Госпожа Петрова поправила очки и удивленно взглянула в окно; по-видимому, этот «кто-то» и смущал её, и вместе с тем радовал. Она торопливо поправила чепчик, сбившийся у неё на затылок, сняла передник и отправилась с дочерью на крыльцо встречать сына и «кого-то».

Через пять минуть шарабан с шумом подъехал к крыльцу. Сергей с видом хозяина первый соскочил на землю и, обращаясь к Расколину, весело проговорил:

— Милости просим, будьте как дома! — Расколин вышел на крыльцо, где его встретили госпожа Петрова и Татьяна. — Имею честь представить: мой закадычный друг Николай Степанович Расколин, прошу любить да жаловать; приехал к нам на праздники провести недельку — другую!

Расколин поклонился.

— Как же, Николай Степанович, — обратилась госпожа Петрова после обычных раcспросов к Расколину, — Вы, верно, устали с дороги; теперь бы недурно вам и чайку выпить! — и тут же обратилась к Татьяне: — Ты бы пошла, Танюша, распорядиться на счет чайку-то; да, кстати, скажи Насте, чтобы она комнату для Николая Степановича приготовила.

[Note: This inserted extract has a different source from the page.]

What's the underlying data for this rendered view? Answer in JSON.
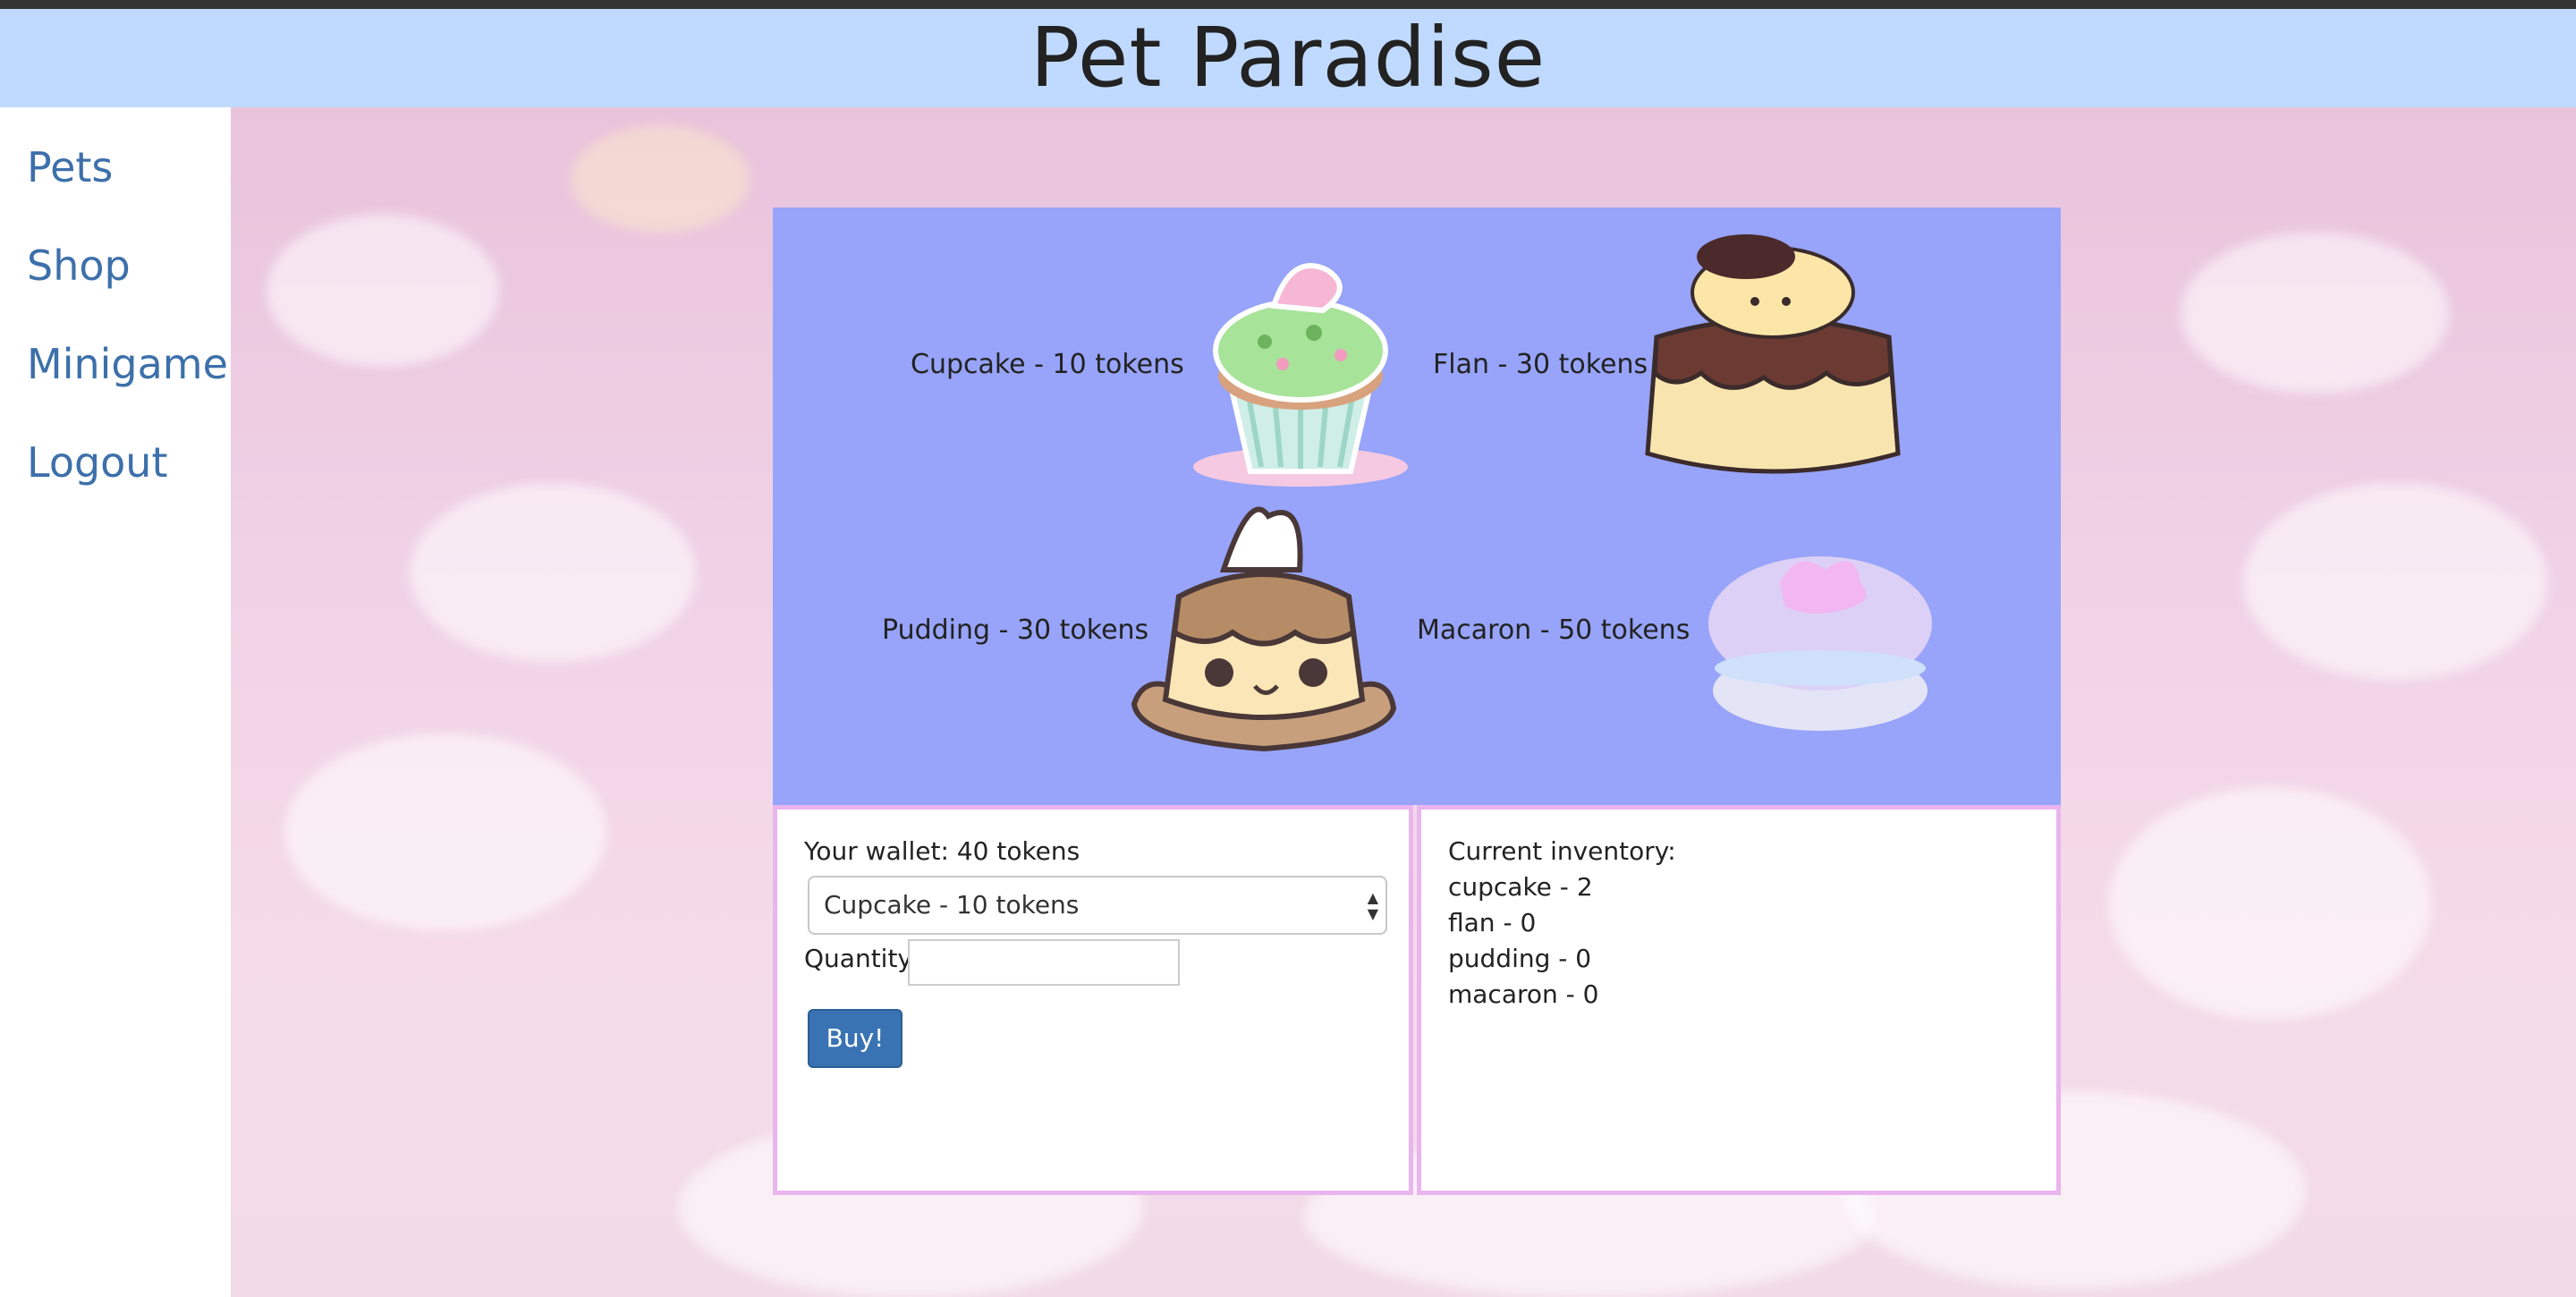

В столовой весело шумит самовар, стол уставлен всевозможными вареньями, соленьями и прочими домашнего изготовления кушаньями, тепло, уютно.

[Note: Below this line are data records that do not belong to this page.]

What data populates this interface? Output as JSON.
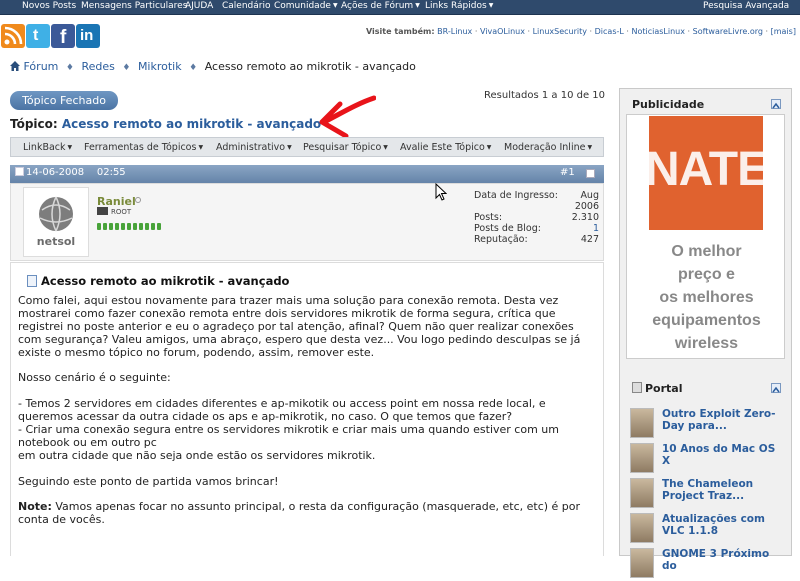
{
  "topnav": {
    "items": [
      "Novos Posts",
      "Mensagens Particulares",
      "AJUDA",
      "Calendário",
      "Comunidade",
      "Ações de Fórum",
      "Links Rápidos"
    ],
    "right": "Pesquisa Avançada"
  },
  "social": {
    "rss": "rss-icon",
    "twitter": "twitter-icon",
    "facebook": "facebook-icon",
    "linkedin": "linkedin-icon"
  },
  "also_seen": {
    "label": "Visite também:",
    "links": [
      "BR-Linux",
      "VivaOLinux",
      "LinuxSecurity",
      "Dicas-L",
      "NoticiasLinux",
      "SoftwareLivre.org",
      "[mais]"
    ]
  },
  "breadcrumb": {
    "items": [
      "Fórum",
      "Redes",
      "Mikrotik"
    ],
    "current": "Acesso remoto ao mikrotik - avançado"
  },
  "closed_button": "Tópico Fechado",
  "results": "Resultados 1 a 10 de 10",
  "topic": {
    "label": "Tópico:",
    "title": "Acesso remoto ao mikrotik - avançado"
  },
  "toolbar": [
    "LinkBack",
    "Ferramentas de Tópicos",
    "Administrativo",
    "Pesquisar Tópico",
    "Avalie Este Tópico",
    "Moderação Inline"
  ],
  "post": {
    "date": "14-06-2008",
    "time": "02:55",
    "number": "#1",
    "username": "Raniel",
    "rank": "ROOT",
    "stats": [
      {
        "k": "Data de Ingresso:",
        "v": "Aug"
      },
      {
        "k": "",
        "v": "2006"
      },
      {
        "k": "Posts:",
        "v": "2.310"
      },
      {
        "k": "Posts de Blog:",
        "v": "1"
      },
      {
        "k": "Reputação:",
        "v": "427"
      }
    ],
    "title": "Acesso remoto ao mikrotik - avançado",
    "paragraphs": [
      "Como falei, aqui estou novamente para trazer mais uma solução para conexão remota. Desta vez",
      "mostrarei como fazer conexão remota entre dois servidores mikrotik de forma segura, crítica que",
      "registrei no poste anterior e eu o agradeço por tal atenção, afinal? Quem não quer realizar conexões",
      "com segurança? Valeu amigos, uma abraço, espero que desta vez... Vou logo pedindo desculpas se já",
      "existe o mesmo tópico no forum, podendo, assim, remover este.",
      "",
      "Nosso cenário é o seguinte:",
      "",
      "- Temos 2 servidores em cidades diferentes e ap-mikotik ou access point em nossa rede local, e",
      "queremos acessar da outra cidade os aps e ap-mikrotik, no caso. O que temos que fazer?",
      "- Criar uma conexão segura entre os servidores mikrotik e criar mais uma quando estiver com um",
      "notebook ou em outro pc",
      "em outra cidade que não seja onde estão os servidores mikrotik.",
      "",
      "Seguindo este ponto de partida vamos brincar!",
      ""
    ],
    "note_label": "Note:",
    "note_line1": " Vamos apenas focar no assunto principal, o resta da configuração (masquerade, etc, etc) é por",
    "note_line2": "conta de vocês."
  },
  "sidebar": {
    "ads_title": "Publicidade",
    "ad_image_text": "NATE",
    "ad_text": [
      "O melhor",
      "preço e",
      "os melhores",
      "equipamentos",
      "wireless"
    ],
    "portal_title": "Portal",
    "portal_items": [
      "Outro Exploit Zero-Day para...",
      "10 Anos do Mac OS X",
      "The Chameleon Project Traz...",
      "Atualizações com VLC 1.1.8",
      "GNOME 3 Próximo do"
    ]
  }
}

Сперва разговор не клеился, но затем Расколин освоился с новой обстановкой и принялся с жаром описывать всё то, что пережил за последние годы…

Речь его текла плавно и тихо, порою страстно, но как-то искренне, и слушатели сильно жалели его. Особенно сильное впечатление произвел его рассказ на чуткую душу Татьяны. На своём веку ей ещё ни разу не встречалось такое сильное горе, и она искренно жалела — быть может, даже больше всех — Расколина. Ей было до слёз жаль жизни, которая была почти разбита; надежд, которые рухнули…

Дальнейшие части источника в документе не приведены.